Review quality depends on the model
The model flags what it can infer from the diff alone. It has no knowledge of your broader codebase; it can't see functions defined in other files, imported modules, or runtime behaviour. Issues that require cross-file context (e.g. a missing method defined elsewhere, or a race condition across two services) may not be caught.
Think of git-sage as a fast first pass, not a replacement for human review on critical code paths.
Structured output is not guaranteed
git-sage instructs the model to respond in a specific format (SUMMARY / ISSUES / SUGGESTIONS / VERDICT). Most of the time this works reliably with qwen2.5-coder:7b. Occasionally, especially with smaller or general-purpose models, the model may deviate from the format, resulting in an UNKNOWN verdict. The review is still shown, but the push is not aborted.
If you see frequent UNKNOWN verdicts, switch to a larger or more instruction-following model.

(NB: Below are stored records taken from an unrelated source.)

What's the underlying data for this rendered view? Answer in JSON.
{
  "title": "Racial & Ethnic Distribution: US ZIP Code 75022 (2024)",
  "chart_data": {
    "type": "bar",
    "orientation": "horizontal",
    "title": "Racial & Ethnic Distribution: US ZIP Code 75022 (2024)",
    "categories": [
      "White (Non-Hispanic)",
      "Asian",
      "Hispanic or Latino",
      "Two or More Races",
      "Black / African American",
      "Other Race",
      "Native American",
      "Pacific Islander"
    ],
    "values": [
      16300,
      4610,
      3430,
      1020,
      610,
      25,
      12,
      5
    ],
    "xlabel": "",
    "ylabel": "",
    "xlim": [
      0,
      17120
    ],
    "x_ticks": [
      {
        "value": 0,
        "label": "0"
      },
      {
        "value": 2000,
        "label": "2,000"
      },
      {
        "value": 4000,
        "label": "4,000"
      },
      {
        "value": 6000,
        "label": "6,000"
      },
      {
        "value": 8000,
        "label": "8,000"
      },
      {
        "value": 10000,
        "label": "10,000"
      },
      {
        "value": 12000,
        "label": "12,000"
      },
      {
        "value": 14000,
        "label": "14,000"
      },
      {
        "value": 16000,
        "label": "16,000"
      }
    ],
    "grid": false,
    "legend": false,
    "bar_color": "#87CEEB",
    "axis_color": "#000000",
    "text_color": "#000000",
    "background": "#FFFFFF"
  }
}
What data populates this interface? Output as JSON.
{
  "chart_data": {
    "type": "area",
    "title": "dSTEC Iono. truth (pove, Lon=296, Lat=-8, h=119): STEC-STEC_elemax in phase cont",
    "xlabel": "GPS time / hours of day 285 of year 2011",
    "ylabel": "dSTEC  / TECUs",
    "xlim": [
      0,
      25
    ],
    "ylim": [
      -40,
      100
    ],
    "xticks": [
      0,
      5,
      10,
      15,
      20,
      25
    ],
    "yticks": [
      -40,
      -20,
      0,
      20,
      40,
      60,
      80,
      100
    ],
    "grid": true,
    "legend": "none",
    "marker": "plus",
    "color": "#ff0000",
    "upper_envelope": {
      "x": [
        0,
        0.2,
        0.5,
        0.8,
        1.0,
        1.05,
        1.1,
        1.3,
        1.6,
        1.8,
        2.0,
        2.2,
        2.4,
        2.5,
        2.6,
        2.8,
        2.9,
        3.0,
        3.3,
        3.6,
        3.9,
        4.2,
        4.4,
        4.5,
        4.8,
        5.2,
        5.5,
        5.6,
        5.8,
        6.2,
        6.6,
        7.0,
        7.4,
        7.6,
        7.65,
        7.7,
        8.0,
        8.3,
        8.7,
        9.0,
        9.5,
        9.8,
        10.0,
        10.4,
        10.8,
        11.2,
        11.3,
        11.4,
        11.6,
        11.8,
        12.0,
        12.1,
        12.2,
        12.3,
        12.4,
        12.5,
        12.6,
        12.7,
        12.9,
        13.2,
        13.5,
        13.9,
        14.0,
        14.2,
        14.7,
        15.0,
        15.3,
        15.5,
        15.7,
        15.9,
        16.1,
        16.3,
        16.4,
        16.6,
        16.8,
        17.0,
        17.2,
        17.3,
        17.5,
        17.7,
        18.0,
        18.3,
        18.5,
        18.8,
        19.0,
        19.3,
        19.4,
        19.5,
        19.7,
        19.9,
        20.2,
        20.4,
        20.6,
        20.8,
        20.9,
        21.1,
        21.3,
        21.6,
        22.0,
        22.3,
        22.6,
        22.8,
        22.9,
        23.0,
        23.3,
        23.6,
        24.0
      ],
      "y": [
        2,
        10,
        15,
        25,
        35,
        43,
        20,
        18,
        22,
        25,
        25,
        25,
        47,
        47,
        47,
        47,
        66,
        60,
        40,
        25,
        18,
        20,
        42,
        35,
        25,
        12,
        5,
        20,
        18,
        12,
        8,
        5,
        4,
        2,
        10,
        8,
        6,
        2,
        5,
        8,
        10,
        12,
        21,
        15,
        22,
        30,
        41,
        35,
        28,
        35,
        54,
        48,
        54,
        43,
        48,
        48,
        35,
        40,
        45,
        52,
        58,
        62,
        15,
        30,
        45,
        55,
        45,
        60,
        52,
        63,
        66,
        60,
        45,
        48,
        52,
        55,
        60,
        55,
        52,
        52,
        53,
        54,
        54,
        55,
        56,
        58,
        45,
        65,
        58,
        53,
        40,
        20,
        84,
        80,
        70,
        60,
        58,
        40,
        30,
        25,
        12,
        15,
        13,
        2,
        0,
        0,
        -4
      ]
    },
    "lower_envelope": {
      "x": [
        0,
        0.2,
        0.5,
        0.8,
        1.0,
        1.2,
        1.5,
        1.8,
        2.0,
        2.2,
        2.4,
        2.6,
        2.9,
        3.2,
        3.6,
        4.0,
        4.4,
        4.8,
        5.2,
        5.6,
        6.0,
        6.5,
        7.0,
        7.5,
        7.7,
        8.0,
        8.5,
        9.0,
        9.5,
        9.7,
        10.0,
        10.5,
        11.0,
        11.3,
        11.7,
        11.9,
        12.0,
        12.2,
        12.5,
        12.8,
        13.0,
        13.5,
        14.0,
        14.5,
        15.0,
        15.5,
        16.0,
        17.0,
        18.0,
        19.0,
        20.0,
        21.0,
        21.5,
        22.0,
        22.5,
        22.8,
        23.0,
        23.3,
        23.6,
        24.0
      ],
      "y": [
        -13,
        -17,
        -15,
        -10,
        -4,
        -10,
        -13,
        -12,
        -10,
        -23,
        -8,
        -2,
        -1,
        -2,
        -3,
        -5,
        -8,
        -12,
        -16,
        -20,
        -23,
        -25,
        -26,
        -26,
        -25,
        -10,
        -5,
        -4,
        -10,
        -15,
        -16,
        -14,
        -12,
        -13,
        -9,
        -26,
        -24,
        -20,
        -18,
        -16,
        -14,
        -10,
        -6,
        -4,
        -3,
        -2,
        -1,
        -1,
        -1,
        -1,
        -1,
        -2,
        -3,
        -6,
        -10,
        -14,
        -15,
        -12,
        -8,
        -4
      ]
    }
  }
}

CPU inference is slow on large diffs
Without a GPU, inference time scales with diff size and model size. A small diff with qwen2.5-coder:7b takes 10–20 seconds on a modern CPU. A large diff with a 14B model can take several minutes. If speed is a concern, use a smaller model (qwen2.5-coder:3b) or invest in a machine with Apple Silicon or an NVIDIA GPU, where Ollama uses hardware acceleration automatically.